There is comfort in knowing that tomorrow I will attend mass at a church which is too small to fit everyone from my village, even though the only parts I will understand are the prayer, "In the name of the Father, of the Child, and of the Holy Spirit" and the passing of the peace, "emirembe gya Katonda". There is comfort in knowing that Monday morning I will wake up before the sun, bathe, and take tea with cassava before walking to school for 10.5 hours of lessons, not all of which I teach. There is comfort in glancing at my watch and seeing the local time displayed, in this equatorial place where 7 am marks the first hour of day, and 7 pm the first hour of night. There is comfort in knowing that this afternoon I will return to my village and spend a few hours studying Luganda and hanging out with my friends and fellow teachers. There is comfort in knowing that tonight, I will eat matooke, beans, and probably meat or cabbage, while kneeling on a mat with my mother, brothers, and sisters.

My life has established routines full of familiar faces and places (rather than foreign ones). My teaching assignment and living context doesn't look quite like what was originally described or what I originally imagined. But it has worked out, as I have lived each day for what it is.

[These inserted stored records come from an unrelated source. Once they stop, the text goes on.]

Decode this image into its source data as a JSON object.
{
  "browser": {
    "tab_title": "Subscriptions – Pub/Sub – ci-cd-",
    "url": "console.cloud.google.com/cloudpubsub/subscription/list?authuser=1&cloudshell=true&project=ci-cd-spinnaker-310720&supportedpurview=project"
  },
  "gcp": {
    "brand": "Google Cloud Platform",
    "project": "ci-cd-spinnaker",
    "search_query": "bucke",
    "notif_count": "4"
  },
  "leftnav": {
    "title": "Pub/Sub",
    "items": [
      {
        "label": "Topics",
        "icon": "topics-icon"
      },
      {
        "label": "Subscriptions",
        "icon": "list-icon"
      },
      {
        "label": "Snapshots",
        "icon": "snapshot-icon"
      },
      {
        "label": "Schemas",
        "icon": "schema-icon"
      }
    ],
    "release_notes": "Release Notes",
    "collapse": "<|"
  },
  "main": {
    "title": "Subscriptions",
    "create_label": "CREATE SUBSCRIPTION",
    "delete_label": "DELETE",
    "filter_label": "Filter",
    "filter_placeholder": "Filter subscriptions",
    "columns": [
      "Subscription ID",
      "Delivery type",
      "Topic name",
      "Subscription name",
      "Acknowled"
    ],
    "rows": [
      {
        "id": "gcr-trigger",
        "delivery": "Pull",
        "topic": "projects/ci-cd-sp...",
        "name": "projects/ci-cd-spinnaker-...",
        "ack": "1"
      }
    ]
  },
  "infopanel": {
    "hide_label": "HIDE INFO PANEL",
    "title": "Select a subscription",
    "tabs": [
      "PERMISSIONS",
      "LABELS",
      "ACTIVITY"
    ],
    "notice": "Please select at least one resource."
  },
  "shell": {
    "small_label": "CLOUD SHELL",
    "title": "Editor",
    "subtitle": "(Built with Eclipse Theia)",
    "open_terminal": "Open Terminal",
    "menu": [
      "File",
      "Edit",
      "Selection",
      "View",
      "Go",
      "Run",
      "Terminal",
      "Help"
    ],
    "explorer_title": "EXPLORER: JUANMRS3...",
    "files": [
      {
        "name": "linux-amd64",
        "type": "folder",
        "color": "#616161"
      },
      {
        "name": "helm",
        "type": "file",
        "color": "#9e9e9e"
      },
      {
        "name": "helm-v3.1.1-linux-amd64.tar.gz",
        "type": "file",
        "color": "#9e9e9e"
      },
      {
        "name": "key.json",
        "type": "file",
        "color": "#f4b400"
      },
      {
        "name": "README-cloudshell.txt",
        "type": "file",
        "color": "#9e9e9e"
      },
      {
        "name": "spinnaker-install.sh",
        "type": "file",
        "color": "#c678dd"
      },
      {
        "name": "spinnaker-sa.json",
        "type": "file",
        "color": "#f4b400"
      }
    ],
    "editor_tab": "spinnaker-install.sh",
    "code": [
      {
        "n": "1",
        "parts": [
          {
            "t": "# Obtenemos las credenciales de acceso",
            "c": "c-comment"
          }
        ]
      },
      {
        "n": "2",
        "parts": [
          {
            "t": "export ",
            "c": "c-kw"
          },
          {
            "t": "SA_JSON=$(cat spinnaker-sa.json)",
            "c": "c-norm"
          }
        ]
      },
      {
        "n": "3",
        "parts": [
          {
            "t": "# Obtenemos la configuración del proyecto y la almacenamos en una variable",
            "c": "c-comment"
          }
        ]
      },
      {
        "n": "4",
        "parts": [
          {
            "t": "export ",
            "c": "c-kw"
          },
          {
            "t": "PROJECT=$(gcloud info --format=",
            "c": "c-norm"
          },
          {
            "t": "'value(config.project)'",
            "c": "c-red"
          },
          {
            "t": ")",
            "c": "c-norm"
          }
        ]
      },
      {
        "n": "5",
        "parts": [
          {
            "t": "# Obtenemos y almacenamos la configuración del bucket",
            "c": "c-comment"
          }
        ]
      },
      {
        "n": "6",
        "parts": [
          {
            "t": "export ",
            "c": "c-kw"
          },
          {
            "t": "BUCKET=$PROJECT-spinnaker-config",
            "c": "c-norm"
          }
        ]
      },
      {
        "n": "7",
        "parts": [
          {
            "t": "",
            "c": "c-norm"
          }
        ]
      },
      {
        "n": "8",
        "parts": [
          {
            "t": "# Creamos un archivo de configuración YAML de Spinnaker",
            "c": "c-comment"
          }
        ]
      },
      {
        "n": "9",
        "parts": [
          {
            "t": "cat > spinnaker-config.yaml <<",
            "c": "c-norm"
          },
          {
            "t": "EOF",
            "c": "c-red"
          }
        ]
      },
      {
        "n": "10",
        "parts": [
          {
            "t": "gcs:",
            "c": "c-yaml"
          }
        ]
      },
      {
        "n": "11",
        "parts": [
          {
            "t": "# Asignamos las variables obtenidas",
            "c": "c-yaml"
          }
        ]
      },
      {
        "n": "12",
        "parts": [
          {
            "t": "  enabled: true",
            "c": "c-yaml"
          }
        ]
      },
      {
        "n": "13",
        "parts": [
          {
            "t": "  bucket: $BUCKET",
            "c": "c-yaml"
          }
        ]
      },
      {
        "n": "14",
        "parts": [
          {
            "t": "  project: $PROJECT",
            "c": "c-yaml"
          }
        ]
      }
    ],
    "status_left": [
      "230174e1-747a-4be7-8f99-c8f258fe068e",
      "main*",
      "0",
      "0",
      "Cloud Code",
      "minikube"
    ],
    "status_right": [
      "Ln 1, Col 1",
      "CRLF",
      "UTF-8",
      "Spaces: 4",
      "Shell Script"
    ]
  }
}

And so, to the many of you who are facing unknowns and starting down new paths with unfamiliar sign posts, whatever part of the world you find yourselves in... Take a breath. Step back. Slow down. Let yourself imagine what it will be like. Write it down, if you like. Then let go of what you have imagined. Loose your expectations to fly on the wind, and live each day as it comes. Each day will have its troubles and frustrations, some more than others. But each will also bring its own joys and triumphs, though they may not be quite like you expected or wanted. You will form new relationships, and though they may feel strange at first, depth and comfort will come with time. The road ahead will bring unexpected twists, turns, potholes, puddles, mountains, goat herds. Don't worry if it doesn't take you quite where you thought you wanted to go - just keep walking, one step, one moment, one day at a time.

And in a few weeks or months, you will stop to rest and glance back at where you have come. You will realise that what was once foreign now feels familiar, that what once felt like insurmountable challenges, have now become moments which bring confidence as you face new hurdles. You will recall your expectations and realise that some of them have indeed been fulfilled. And others, well, maybe you had forgotten that you even wanted or expected that. There will be parts of your life that didn't even make the original list... and you will be so glad that they happened. Life will have continued, and you will discover that you are exactly where you are.

So, my friends, if you can, hold loosely to your expectations and looser still to your fears and doubts. Let life take you where it will. And know that I am standing beside you (in spirit if not in body) as you face new challenges and celebrate simple triumphs.